With his 2016 film, Jackie, Chilean director Pablo Larraín dramatized the pressures of the hermetically sealed world of Jacqueline Kennedy Onassis following her husband’s assassination. With Spencer, Larraín dramatizes the pressures of the hermetically sealed world of Princess Diana that contributed to her untimely death. It’s Christmas Eve, 1991, and as the royal family gathers at Sandringham to celebrate, Princess Diana is driving around in her Porsche completely lost. She stops at a little café and addresses everyone in the room. “Where Am I?” she asks, sounding more like she’s searching for herself than a destination. After Diana is shown joining her in-laws, the soundtrack and set design foreground her sense of alienation, creating an impressionistic atmosphere that borders on horror; discordant strings on the soundtrack represent her precarious state of mind as she wanders about massive rooms, halls, and wide-open fields that emphasize her solitude.
Acclaim and award nominations have focused on Kristen Stewart who stars as Diana, and they’re well deserved. For better or worse, Stewart often brings a baseline of self-conscious anxiety to her performances. It’s precisely that nervous quality that makes her Diana an inspired pairing of actor and character; Stewart transcends a mere impersonation by projecting the quiet desperation of a woman on the brink of madness following years of regimented palace life and public scrutiny.

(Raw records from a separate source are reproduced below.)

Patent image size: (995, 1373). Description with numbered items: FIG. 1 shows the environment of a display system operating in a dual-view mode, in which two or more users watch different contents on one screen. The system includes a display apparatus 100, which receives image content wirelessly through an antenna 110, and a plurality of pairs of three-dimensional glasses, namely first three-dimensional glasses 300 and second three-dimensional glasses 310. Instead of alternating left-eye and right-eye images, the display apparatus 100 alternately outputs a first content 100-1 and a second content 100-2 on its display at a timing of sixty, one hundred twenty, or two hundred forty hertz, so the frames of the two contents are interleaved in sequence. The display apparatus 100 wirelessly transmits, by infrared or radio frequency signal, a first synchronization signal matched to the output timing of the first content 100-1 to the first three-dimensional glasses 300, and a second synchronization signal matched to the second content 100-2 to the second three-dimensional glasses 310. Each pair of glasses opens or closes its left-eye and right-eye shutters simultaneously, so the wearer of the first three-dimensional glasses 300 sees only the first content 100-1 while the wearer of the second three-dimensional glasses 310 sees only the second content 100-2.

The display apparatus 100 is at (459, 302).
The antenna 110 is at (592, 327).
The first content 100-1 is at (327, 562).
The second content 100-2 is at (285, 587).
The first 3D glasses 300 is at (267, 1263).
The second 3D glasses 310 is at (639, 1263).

Unfortunately, artful messaging isn’t one of Spencer’s strengths. It’s all too obvious what the film is trying to say. Mainly, Diana was victimized by the oppressive nature of royalty and the demands it placed on her to be something she wasn’t. But Larraín fails to inform us who she really was. More problematic is Diana’s discovery of a book about Anne Boleyn, wife of Henry the VIII, who was accused of infidelity and beheaded even though it was Henry who was unfaithful. Diana immediately begins to identify with Anne, even wondering aloud if she herself is in danger of being killed, creating a flagrant reference to the conspiracy theory that the royal family masterminded her death.
Princess Di, it’s overstated, was like a beautiful bird trapped in a gilded cage – a pheasant, to be exact. Pheasants are shown adorning the tapestry above her bed, hunted for sport, and escaping shotgun blasts only to end up roadkill (!!!). Pounding the same nail even harder, Diana actually talks to a pheasant, suggesting its beautiful feathers would create a fashion sensation in Kensington. And hardly a moment goes by without some action, image, or bit of dialog reminding us how trapped and miserable poor Diana feels. Towards the end of Spencer, it gets exhausting, as if we’re the ones being held prisoner, forced to indulge a filmmaker compelled to tell us something we already knew over and over again.
For KSQD’s Film Gang, this is Paul Kanieski.